[open-science] Open access, scholarship and business

Nick Barnes nb at climatecode.org
Mon Dec 12 23:15:51 UTC 2011

On Mon, Dec 12, 2011 at 18:30, Heather Morrison <heatherm at eln.bc.ca> wrote:

> More broadly, there are many who critique the neoliberal (free market) ideology of the past few decades. Since the global financial crisis of 2008, my understanding is that even some of the intellectual founders are now questioning the wisdom of this approach. The reason that this is pertinent to the present discussion on CC-BY licenses and public funding is that many of our arguments (e.g. return on investment in public funding) are very much imbued with neoliberal ideology. In some areas, this may be necessary to work with local funders and administrators, if this is all that they understand.

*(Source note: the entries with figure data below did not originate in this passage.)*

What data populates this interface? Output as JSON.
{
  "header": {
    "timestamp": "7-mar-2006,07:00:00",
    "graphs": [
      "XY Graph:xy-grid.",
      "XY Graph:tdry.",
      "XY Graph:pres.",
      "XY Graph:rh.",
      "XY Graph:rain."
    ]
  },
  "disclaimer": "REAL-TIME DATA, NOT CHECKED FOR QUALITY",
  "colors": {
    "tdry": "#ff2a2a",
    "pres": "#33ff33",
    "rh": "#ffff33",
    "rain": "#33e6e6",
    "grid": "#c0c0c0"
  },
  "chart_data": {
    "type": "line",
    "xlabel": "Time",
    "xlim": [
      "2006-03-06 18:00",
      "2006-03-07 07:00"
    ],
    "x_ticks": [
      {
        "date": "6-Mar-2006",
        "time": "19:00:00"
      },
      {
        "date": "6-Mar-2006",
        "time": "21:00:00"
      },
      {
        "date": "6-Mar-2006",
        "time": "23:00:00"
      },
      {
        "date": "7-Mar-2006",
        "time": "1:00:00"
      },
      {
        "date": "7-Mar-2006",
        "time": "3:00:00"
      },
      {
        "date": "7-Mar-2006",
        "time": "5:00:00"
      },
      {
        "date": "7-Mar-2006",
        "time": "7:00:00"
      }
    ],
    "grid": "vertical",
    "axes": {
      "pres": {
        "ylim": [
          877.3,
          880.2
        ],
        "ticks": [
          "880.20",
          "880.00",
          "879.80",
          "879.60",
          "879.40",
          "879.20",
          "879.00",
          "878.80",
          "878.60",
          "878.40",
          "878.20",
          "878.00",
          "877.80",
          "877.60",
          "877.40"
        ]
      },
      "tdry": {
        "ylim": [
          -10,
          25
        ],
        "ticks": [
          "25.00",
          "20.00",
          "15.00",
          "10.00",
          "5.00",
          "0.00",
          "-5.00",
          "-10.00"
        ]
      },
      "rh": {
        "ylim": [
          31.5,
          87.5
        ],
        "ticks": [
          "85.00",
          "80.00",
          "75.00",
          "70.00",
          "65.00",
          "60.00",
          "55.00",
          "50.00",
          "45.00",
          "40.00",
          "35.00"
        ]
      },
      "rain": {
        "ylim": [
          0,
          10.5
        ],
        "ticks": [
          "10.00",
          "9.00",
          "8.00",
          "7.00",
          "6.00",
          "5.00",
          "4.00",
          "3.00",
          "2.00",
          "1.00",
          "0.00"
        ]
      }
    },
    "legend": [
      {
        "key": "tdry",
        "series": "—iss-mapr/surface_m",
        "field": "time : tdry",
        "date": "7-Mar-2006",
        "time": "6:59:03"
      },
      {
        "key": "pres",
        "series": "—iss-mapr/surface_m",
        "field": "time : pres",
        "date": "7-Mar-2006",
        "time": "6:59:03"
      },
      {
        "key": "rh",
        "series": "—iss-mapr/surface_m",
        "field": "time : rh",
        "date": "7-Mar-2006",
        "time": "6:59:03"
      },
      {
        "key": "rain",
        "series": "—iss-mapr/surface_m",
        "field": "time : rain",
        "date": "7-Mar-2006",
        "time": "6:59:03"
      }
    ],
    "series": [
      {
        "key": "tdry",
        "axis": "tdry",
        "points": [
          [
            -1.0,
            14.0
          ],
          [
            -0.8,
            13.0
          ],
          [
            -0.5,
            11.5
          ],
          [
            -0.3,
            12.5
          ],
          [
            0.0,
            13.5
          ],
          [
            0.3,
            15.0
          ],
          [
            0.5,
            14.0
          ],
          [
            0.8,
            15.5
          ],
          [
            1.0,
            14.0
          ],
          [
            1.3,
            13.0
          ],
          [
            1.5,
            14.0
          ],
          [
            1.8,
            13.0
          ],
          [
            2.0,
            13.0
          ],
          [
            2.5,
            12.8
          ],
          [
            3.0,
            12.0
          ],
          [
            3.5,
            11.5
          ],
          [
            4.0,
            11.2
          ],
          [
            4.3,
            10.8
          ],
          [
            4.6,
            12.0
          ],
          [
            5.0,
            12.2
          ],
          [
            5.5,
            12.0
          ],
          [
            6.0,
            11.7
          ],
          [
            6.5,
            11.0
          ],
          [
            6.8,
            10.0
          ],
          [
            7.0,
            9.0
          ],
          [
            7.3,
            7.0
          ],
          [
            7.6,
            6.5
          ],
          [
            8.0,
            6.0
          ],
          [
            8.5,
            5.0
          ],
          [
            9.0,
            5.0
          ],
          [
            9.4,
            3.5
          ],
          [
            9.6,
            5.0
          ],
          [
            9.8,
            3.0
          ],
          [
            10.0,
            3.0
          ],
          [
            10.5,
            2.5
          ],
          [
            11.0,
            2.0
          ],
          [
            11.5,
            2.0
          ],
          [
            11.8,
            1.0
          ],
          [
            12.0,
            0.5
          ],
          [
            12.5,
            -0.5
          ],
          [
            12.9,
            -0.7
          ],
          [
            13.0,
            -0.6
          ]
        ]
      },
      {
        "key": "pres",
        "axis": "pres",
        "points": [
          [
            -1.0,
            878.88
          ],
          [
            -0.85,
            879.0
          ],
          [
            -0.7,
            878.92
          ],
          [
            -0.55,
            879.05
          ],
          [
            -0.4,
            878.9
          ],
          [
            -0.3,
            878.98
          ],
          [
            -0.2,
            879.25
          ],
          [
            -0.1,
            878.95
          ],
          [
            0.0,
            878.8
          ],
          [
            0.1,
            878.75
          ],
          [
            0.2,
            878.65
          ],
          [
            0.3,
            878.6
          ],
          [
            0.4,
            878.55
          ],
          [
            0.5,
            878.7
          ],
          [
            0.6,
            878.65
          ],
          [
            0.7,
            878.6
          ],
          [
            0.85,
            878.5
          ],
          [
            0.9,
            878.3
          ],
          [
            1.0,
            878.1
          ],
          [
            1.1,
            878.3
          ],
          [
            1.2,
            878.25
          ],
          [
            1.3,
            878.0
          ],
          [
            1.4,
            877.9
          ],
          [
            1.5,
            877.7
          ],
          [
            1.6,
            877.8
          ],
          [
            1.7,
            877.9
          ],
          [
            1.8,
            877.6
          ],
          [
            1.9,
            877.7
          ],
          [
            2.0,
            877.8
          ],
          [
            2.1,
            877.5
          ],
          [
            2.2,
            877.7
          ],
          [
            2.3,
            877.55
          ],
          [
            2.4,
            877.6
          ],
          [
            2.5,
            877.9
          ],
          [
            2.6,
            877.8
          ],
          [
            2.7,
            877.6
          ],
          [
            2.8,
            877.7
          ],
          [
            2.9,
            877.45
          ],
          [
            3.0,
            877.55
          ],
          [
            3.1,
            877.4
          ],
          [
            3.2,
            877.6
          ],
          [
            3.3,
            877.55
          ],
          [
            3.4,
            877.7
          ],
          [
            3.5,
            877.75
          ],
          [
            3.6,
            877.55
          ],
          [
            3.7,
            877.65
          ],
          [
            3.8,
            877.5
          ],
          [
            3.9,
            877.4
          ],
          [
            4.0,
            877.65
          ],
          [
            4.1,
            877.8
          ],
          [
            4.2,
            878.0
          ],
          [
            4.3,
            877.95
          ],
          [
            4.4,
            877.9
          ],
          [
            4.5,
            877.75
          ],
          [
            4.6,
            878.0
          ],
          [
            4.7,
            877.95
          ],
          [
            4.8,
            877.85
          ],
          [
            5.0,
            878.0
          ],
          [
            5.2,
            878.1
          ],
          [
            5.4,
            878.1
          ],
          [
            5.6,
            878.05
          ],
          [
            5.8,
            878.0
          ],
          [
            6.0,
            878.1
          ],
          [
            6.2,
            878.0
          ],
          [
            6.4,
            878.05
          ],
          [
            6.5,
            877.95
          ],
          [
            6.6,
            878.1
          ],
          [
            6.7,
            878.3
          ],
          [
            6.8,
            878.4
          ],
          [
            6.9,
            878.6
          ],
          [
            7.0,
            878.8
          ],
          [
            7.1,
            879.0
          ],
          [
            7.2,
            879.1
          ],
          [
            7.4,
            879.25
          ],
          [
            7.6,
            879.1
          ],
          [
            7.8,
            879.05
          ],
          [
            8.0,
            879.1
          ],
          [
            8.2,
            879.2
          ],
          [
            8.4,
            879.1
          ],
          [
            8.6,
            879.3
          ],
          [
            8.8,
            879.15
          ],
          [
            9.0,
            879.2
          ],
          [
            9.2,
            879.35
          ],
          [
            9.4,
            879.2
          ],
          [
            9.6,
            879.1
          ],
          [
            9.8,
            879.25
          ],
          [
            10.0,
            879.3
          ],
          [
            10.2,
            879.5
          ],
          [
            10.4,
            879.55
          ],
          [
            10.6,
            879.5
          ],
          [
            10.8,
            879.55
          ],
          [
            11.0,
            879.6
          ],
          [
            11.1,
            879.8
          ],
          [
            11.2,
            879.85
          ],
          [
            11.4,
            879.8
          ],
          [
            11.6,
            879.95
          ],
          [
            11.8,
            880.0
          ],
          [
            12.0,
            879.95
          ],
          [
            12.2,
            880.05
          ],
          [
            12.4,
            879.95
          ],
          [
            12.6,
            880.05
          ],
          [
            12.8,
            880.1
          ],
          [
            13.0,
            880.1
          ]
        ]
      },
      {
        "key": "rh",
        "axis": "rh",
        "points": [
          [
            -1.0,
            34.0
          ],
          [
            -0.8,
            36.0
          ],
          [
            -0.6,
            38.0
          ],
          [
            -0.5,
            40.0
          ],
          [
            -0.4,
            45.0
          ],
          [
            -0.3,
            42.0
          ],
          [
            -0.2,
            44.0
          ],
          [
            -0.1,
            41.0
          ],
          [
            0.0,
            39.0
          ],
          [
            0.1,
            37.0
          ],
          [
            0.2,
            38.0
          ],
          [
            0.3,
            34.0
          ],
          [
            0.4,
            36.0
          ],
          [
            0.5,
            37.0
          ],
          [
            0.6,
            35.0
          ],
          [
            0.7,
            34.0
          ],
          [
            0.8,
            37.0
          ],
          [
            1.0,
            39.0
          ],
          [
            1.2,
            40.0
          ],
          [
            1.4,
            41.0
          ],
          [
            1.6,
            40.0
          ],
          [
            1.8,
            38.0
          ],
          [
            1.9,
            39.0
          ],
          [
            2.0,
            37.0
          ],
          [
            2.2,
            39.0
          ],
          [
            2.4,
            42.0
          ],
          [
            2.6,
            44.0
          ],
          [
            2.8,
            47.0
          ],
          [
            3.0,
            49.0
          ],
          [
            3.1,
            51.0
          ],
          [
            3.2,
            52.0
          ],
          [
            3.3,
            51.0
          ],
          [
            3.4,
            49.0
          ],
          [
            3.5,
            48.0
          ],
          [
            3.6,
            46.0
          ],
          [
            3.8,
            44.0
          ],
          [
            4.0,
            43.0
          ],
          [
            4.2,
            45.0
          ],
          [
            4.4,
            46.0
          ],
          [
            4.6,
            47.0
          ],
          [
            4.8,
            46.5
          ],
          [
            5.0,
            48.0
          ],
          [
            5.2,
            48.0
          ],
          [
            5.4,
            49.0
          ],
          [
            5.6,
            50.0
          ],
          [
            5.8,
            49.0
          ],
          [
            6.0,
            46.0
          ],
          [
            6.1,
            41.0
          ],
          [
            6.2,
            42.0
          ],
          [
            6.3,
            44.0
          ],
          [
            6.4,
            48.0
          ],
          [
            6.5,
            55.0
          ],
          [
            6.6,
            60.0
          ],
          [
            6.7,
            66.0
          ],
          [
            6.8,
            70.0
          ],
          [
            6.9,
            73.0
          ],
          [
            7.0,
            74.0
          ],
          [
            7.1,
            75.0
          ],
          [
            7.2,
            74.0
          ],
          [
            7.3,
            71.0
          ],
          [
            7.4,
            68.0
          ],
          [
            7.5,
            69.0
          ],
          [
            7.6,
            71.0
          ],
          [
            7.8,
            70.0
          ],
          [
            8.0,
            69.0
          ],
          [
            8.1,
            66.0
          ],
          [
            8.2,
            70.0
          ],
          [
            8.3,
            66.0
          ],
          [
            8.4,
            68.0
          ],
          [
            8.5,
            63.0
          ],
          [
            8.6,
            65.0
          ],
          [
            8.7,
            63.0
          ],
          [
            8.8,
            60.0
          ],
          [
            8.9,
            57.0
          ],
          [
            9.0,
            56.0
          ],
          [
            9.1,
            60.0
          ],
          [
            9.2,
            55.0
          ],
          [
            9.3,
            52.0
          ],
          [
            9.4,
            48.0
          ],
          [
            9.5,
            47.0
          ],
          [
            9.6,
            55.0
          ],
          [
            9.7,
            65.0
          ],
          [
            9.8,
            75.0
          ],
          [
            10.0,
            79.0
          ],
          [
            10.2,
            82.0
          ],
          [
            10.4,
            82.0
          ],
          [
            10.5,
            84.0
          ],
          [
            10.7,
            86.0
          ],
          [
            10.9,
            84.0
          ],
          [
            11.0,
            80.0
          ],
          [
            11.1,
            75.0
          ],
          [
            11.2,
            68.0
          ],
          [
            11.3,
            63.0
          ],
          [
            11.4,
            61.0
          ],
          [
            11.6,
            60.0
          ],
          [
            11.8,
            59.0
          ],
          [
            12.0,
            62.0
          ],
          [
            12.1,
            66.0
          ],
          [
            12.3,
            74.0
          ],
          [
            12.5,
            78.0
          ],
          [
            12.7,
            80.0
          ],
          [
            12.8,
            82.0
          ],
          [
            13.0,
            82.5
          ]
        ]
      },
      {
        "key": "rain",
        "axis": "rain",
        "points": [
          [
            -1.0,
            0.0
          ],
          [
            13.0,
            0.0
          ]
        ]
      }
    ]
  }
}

Then too, some OA advocates may well be proponents of free market liberalism. However, not every open access advocate is a supporter of neoliberalism, and in some places there may be opportunities to push for BOTH the public good AND open access, for example through arguments centered around the public interest rather than ROI. I don't think that consensus on these political economic issues is possible, or even desirable, for the open access movement. I do think that it is important to understand that we have this diversity.

In my experience, OA advocates tend to be opponents, rather than
proponents, of free-market neo-liberalism.